Движения конечностей и тела, связанные с активацией многочисленных проприорецепторов, также должны приводить к активации нейронов соматосенсорных зон коры мозга и появлению медленных волн на ЭЭГ-изображениях. Однако при доминирующих сейчас методах регистрации ЭЭГ эти волны маскируются артефактами от вызванных движениями смещений проводов и электродов. В экспериментах на животных, в условиях регистрации, свободных от этих артефактов, движения конечностей действительно сопровождаются волнами, не отличимыми по виду и спектру от типичных волн медленного сна [14]. На рисунке представлены примеры сравнения картин общей ЭЭГ кошки, регистрируемой эпидуральными электродами, и локальных медленных потенциалов (local field potentials — LFP), регистрируемых биполярно в соматосенсорной коре, в период медленного сна (а), в спокойном бодрствовании после пробуждения (б) и в бодрствовании при активных движениях конечностей (в). Для каждого состояния даны две записи. Верхняя запись — это обычная ЭЭГ, регистрируемая между одним «референтным» электродом в затылочной части черепа и вторым «активным электродом», расположенным на поверхности твердой мозговой оболочки над лобными отделами коры. Нижняя запись — регистрация локальной медленной активности между двумя микроэлектродами с расстоянием порядка 300 мкм, погруженными в соматосенсорную кору головного мозга кошки. Обе записи вели одновременно. На записях видно, что в период бодрствования при активных движениях конечностей (фрагмент «в») в локальной ЭЭГ регистрируются медленные волны, не отличимые по характеру от таковых в период медленного сна (фрагмент «а»). Эти волны заметны также и в общей ЭЭГ. Но в этом случае их амплитуда существенно меньше. Это связано с тем, что мы подбирали оптимальные условия стимуляции именно для нейронов коры мозга, расположенных вблизи микроэлектродов. В общей ЭЭГ суммируется активность многих отделов мозга. Однако во время медленного сна во все корковые зоны направляется ритмичная висцеральная афферентация от разных внутренних органов. Интерференцией этих ритмов в объемном проводнике ткани головного мозга и объясняется появление значительных по амплитуде волн в медленном сне.

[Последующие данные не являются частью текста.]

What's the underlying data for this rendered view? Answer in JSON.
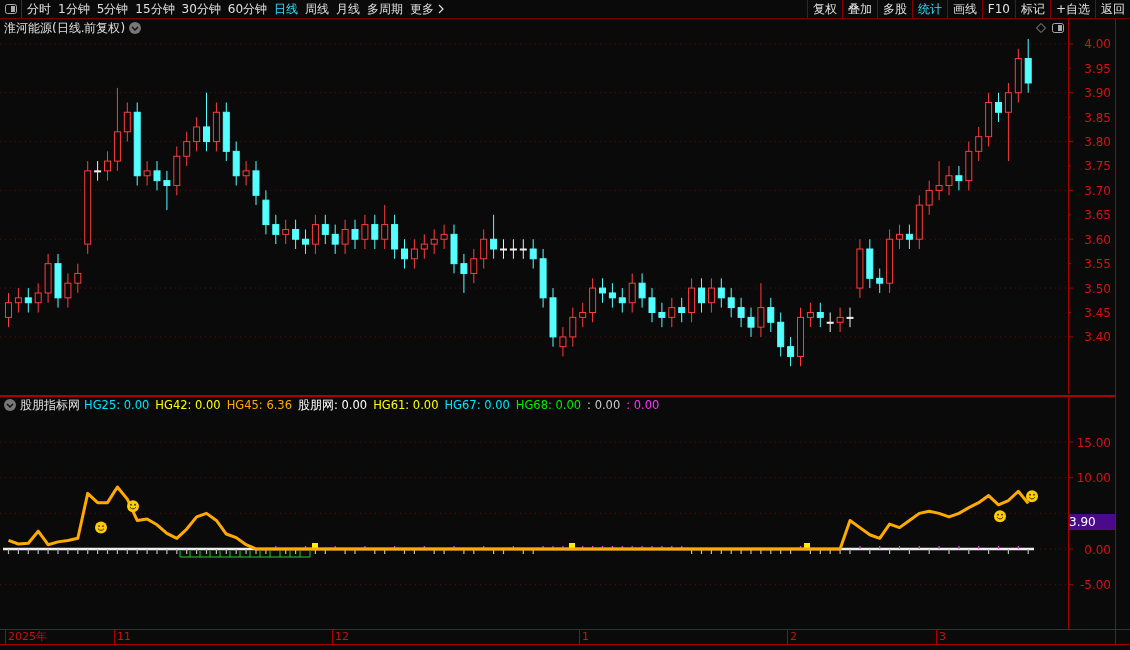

Сравнение общей эпидуральной ЭЭГ (EEG), представленной на верхних каналах, и локальных медленных потенциалов (LFP), регистрируемых в соматосенсорной коре кошки от двух микроэлектродов с расстоянием 300 мкм (нижние каналы).
а — период медленноволнового сна; б — период пассивного бодрствования после пробуждения; в — бодрствование при активных движениях конечностей.
В ситуациях, когда у человека или животного отсутствуют активные движения, а в окружающей среде нет сильных ритмичных световых или звуковых стимулов, появление медленных волн в ЭЭГ, согласно висцеральной теории сна [10], определяется потоком поступающей в кору висцеральной афферентации. Таким образом, в этих условиях дельта-волны могут свидетельствовать о развитии сна.
Однако тут важно подчеркнуть одно часто забываемое положение. Появление коротких (5—15 с) десинхронизаций в медленноволновой активности во время сна далеко не всегда свидетельствует о пробуждениях. Еще в 70-е годы прошлого века этот вопрос исследовали в лаборатории Т. Ониани в Тбилиси [15]. При регистрации ЭЭГ в хронических экспериментах на кошках было показано, что пороги пробуждения, являющиеся лучшим индикатором глубины сна, не снижались в периоды коротких десинхронизаций. Можно было думать, что такие десинхронизации отражают короткие периоды быстрого сна. Однако при этом пороги пробуждения и не возрастали, что свойственно периодам быстрого сна.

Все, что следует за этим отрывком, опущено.